Malgré de grandes avancées dans la programmation, la création à Igloolik de l’entreprise Igloolik Isuma Productions en 1990 répond à une frustration en ce qui concerne le fonctionnement d’IBC (Evans 2008). Isuma produira des programmes télévisuels, des courts-métrages et des longs métrages en inuktitut qui connaissent une reconnaissance internationale. Dans la communauté, Isuma a soutenu la création du centre Tarraksiuk en 1991, un centre de formation et de vidéo indépendant. Arnait Video Productions, le centre de production des femmes a émergé de cette initiative en 1999 et a produit le film Before Tomorrow en 2008, un film lui aussi primé.

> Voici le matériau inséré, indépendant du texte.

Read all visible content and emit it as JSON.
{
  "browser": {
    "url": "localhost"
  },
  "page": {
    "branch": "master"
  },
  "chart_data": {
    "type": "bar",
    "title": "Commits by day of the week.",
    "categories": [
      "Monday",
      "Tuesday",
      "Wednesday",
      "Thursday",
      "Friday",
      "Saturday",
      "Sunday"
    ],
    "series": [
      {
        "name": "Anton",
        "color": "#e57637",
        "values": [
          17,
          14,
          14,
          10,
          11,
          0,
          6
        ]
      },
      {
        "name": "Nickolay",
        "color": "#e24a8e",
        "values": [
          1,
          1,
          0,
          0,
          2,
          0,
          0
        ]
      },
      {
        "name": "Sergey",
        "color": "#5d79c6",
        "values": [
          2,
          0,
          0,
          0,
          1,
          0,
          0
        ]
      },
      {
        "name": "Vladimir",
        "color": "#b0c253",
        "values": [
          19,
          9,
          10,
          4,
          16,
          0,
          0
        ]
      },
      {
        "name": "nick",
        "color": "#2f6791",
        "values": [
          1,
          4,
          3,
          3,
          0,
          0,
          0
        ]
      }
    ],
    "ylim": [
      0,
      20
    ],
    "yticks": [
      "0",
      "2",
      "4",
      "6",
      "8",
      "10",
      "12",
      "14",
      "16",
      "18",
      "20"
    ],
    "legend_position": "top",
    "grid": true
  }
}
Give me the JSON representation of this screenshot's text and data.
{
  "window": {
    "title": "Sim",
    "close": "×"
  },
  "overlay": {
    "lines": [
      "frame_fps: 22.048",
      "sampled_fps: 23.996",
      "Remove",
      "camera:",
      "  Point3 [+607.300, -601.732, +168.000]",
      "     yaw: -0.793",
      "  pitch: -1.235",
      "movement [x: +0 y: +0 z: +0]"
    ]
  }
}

L’introduction d’Internet dans les communautés des Territoires du Nord-Ouest, à la différence des autres médias, a fait l’objet d’un processus de consultation, où a été réaffirmée l’importance de l’accès des plus petites communautés au réseau (Roth 1999). À partir de 1999, seul un nombre limité d’employés du Gouvernement du Nunavut avait accès à Internet. Un service d’accès par ligne commutée (dial up) a ensuite été disponible à partir d’Iqaluit (Qiniq 2008). Sous l’impulsion du Gouvernement du Nunavut et après un long processus de développement, les particuliers de toutes les communautés ont finalement eu accès à un système à haut débit à un coût accessible en 2005 (Qiniq 2008).

5.1.2 Centre et périphérie L’étude du développement de l’offre médiatique au Nunavut permet de compléter la discussion sur la centralisation des périodiques du chapitre précédent. Grâce à sa position de centre régional de l’Arctique de l’Est, Iqaluit a été privilégié en ce qui concerne l’accès aux médias radiodiffusés. Mais cet accès plus facile voulait aussi dire une incursion de l’anglais dans le quotidien des locuteurs. Les plus petites communautés comme Igloolik ont 154 disposé de plus de temps et d’une plus grande mobilisation communautaire afin de tenter de modeler l’offre médiatique à leur image.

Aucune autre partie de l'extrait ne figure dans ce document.